Todo el mundo sabe
que tengo una particular afición al humor absurdo, también al negro, pero este
solo cuando estoy de luto. Por el contrario no me gusta nada el humor vítreo,
nadie sabe para qué sirve ni quién lo inventó.
Jaime Rubio Hancock, un día paseando por los sótanos de la
Biblioteca Nacional, se encontró un título tirado en el suelo. Lo cogió y lo
leyó. “El gran libro del humor español”, decía el papelito. Jaime, que las pilla
al vuelo, se dijo: “Ah, pues voy a escribirlo yo”. Y cuando llegó a su casa,
después de merendar un bocata de mortadela, se puso a escribirlo y no paró
hasta tenerlo terminado dos meses y cuatro días después. Luego tuvo que
corregirlo y ahí tardó casi dos años, pero bueno, se comprende, a todos nos ha
pasado lo mismo.
Pues resulta que el pasado día seis de enero, me trajeron el
susodicho libro los tres reyes magos. Bueno, en realidad el libro me lo subió a
mi casa un paje del rey negro cuyo nombre ahora no recuerdo, creo que es el
abuelo de Otelo, pero no estoy seguro. Me dijo el paje que los reyes se habían
quedado en el piso de mi vecina del tercero enseñándole como tenía que usar no
sé qué juguete que habían traído de un sex shop de Ámsterdam. Entonces yo hice
lo que se esperaba de mí. Tiré el libro de cualquier manera al sofá y bajé
corriendo al tercero a echarle una mano a la vecinita…, quiero decir a
traducirle correctamente al español las explicaciones que los reyes le
estuvieran dando porque, como bien sabéis, los reyes solo hablan en noruego.

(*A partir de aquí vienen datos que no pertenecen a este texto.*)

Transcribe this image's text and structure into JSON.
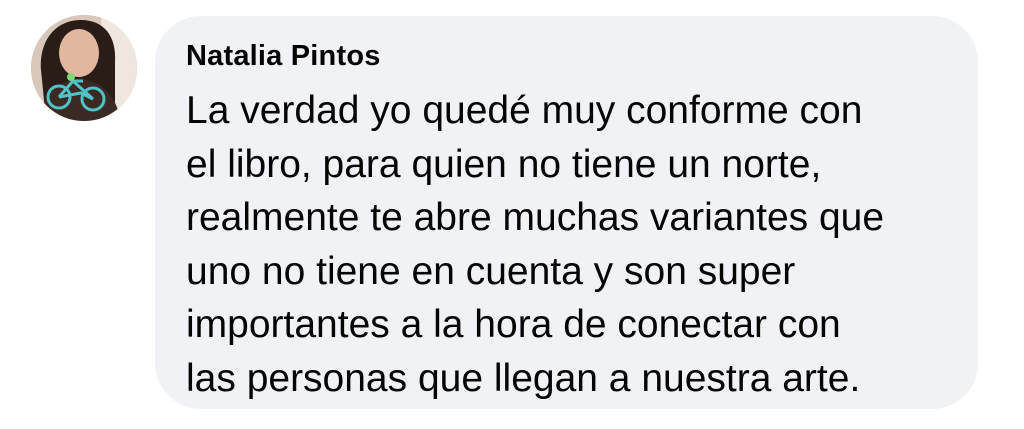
{
  "comment": {
    "author": "Natalia Pintos",
    "avatar_icon": "profile-photo-bicycle-icon",
    "text_lines": [
      "La verdad yo quedé muy conforme con",
      "el libro, para quien no tiene un norte,",
      "realmente te abre muchas variantes que",
      "uno no tiene en cuenta y son super",
      "importantes a la hora de conectar con",
      "las personas que llegan a nuestra arte."
    ]
  },
  "colors": {
    "bubble_background": "#f0f2f5",
    "text": "#050505",
    "page_background": "#ffffff"
  }
}
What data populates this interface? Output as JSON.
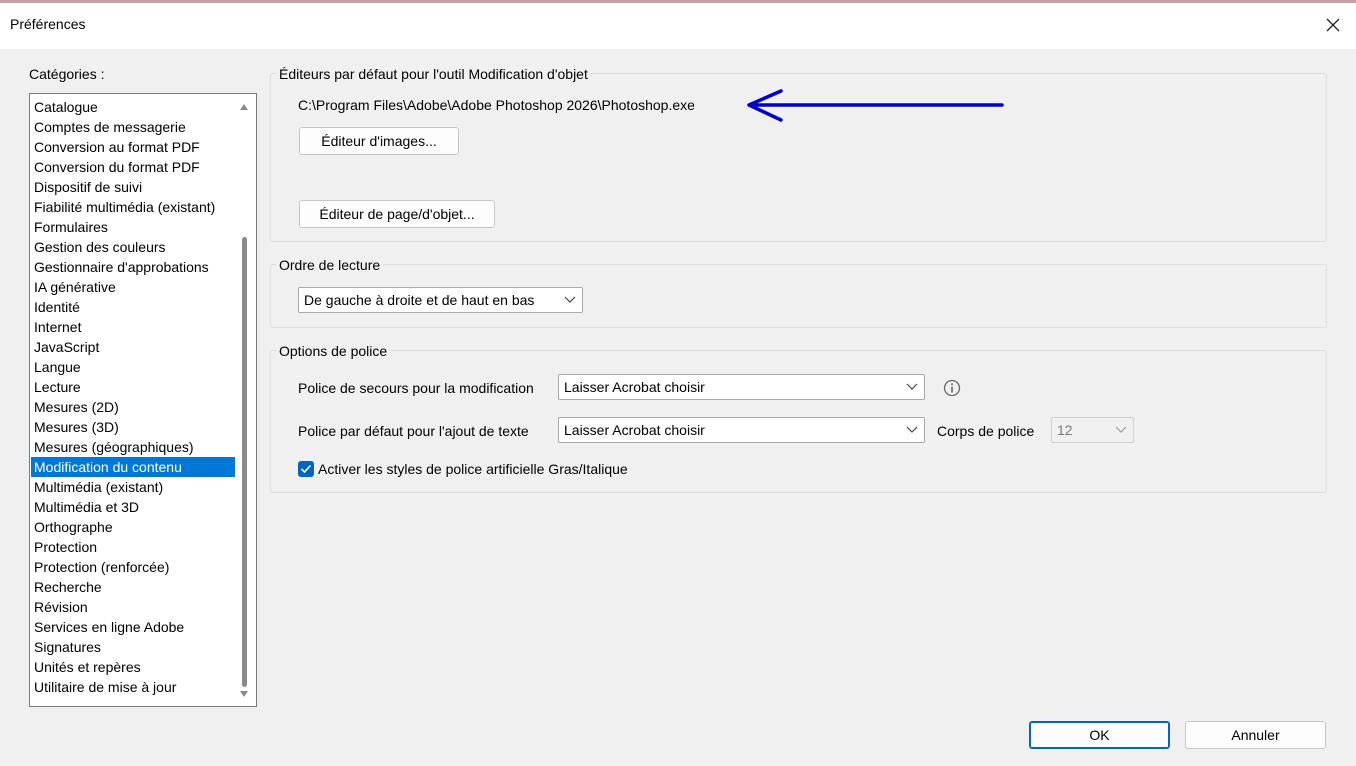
{
  "window": {
    "title": "Préférences"
  },
  "categories": {
    "label": "Catégories :",
    "items": [
      "Catalogue",
      "Comptes de messagerie",
      "Conversion au format PDF",
      "Conversion du format PDF",
      "Dispositif de suivi",
      "Fiabilité multimédia (existant)",
      "Formulaires",
      "Gestion des couleurs",
      "Gestionnaire d'approbations",
      "IA générative",
      "Identité",
      "Internet",
      "JavaScript",
      "Langue",
      "Lecture",
      "Mesures (2D)",
      "Mesures (3D)",
      "Mesures (géographiques)",
      "Modification du contenu",
      "Multimédia (existant)",
      "Multimédia et 3D",
      "Orthographe",
      "Protection",
      "Protection (renforcée)",
      "Recherche",
      "Révision",
      "Services en ligne Adobe",
      "Signatures",
      "Unités et repères",
      "Utilitaire de mise à jour"
    ],
    "selected": "Modification du contenu"
  },
  "editors": {
    "title": "Éditeurs par défaut pour l'outil Modification d'objet",
    "image_editor_path": "C:\\Program Files\\Adobe\\Adobe Photoshop 2026\\Photoshop.exe",
    "image_editor_button": "Éditeur d'images...",
    "page_editor_button": "Éditeur de page/d'objet...",
    "annotation_arrow_color": "#0000cc"
  },
  "reading_order": {
    "title": "Ordre de lecture",
    "selected": "De gauche à droite et de haut en bas"
  },
  "font_options": {
    "title": "Options de police",
    "fallback_label": "Police de secours pour la modification",
    "fallback_value": "Laisser Acrobat choisir",
    "default_label": "Police par défaut pour l'ajout de texte",
    "default_value": "Laisser Acrobat choisir",
    "size_label": "Corps de police",
    "size_value": "12",
    "faux_styles_label": "Activer les styles de police artificielle Gras/Italique",
    "faux_styles_checked": true
  },
  "footer": {
    "ok": "OK",
    "cancel": "Annuler"
  }
}
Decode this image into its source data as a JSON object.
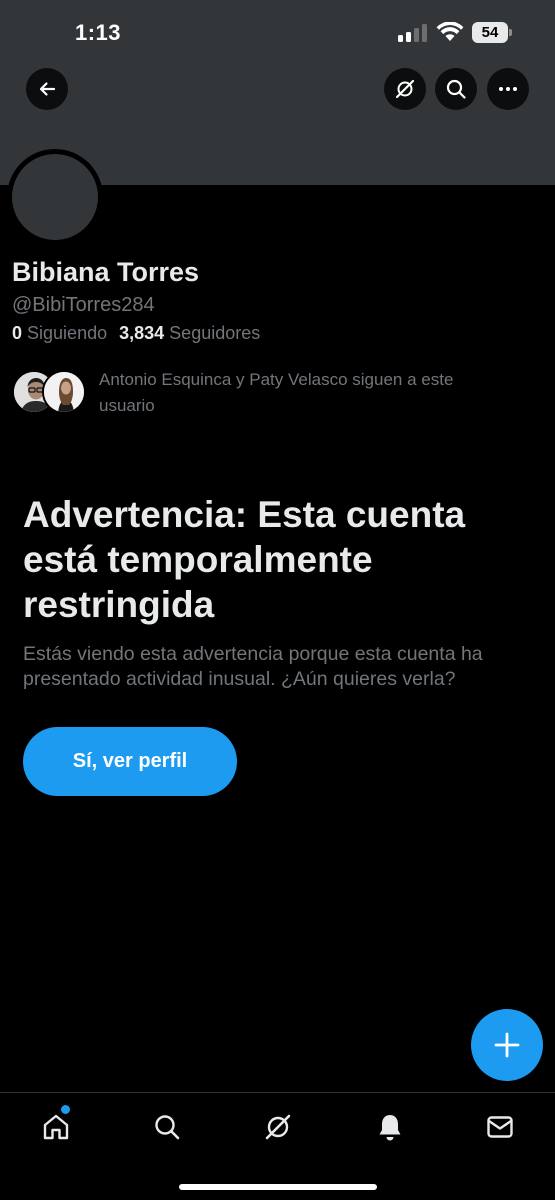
{
  "status_bar": {
    "time": "1:13",
    "battery": "54"
  },
  "profile": {
    "name": "Bibiana Torres",
    "handle": "@BibiTorres284",
    "following_count": "0",
    "following_label": "Siguiendo",
    "followers_count": "3,834",
    "followers_label": "Seguidores",
    "mutual_text": "Antonio Esquinca y Paty Velasco siguen a este usuario"
  },
  "warning": {
    "title": "Advertencia: Esta cuenta está temporalmente restringida",
    "body": "Estás viendo esta advertencia porque esta cuenta ha presentado actividad inusual. ¿Aún quieres verla?",
    "button_label": "Sí, ver perfil"
  },
  "colors": {
    "accent": "#1d9bf0",
    "background": "#000000",
    "banner": "#333639",
    "primary_text": "#e7e9ea",
    "secondary_text": "#71767b"
  },
  "icons": {
    "header": [
      "back-arrow-icon",
      "grok-icon",
      "search-icon",
      "more-icon"
    ],
    "tabbar": [
      "home-icon",
      "search-icon",
      "grok-icon",
      "notifications-bell-icon",
      "messages-envelope-icon"
    ],
    "fab": "plus-icon"
  }
}
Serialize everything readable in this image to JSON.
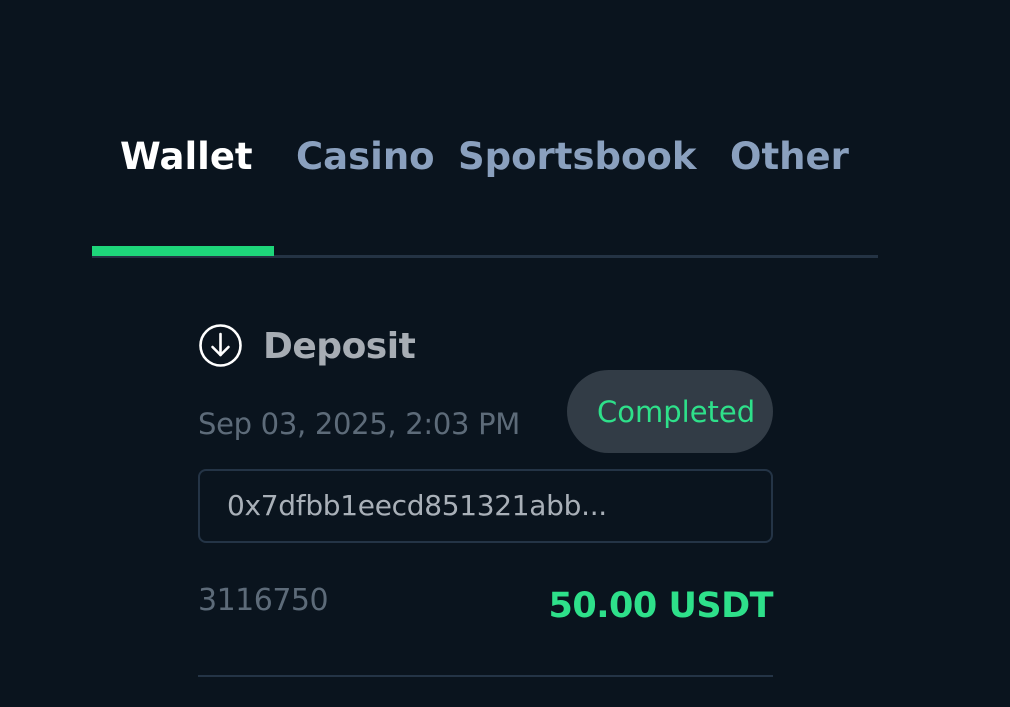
{
  "tabs": [
    {
      "label": "Wallet",
      "active": true
    },
    {
      "label": "Casino",
      "active": false
    },
    {
      "label": "Sportsbook",
      "active": false
    },
    {
      "label": "Other",
      "active": false
    }
  ],
  "transaction": {
    "type_label": "Deposit",
    "type_icon": "arrow-down-circle-icon",
    "date": "Sep 03, 2025, 2:03 PM",
    "status": "Completed",
    "hash": "0x7dfbb1eecd851321abb...",
    "id": "3116750",
    "amount": "50.00 USDT"
  },
  "colors": {
    "background": "#0a141e",
    "accent": "#1ed67a",
    "active_tab": "#ffffff",
    "inactive_tab": "#8aa0be",
    "status_pill": "#323c46"
  }
}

Y hablando del idioma noruego. Ayer, por fin empecé a leer el libro de Hancock. Es una gozada. En las primeras páginas sale Mihura, el dramaturgo que escribió obras como “Tres sombreros de copa” y “Ninette y un señor de Murcia” (insuperable Fernando Fernán Gómez en el papel de Andrés en película homónima que él mismo dirigió en 1965). Pero es que Mihura también escribió cuentos. Jaime menciona dos en su libro de la historia del humor español. “El Mar” y “Hijos noruegos”.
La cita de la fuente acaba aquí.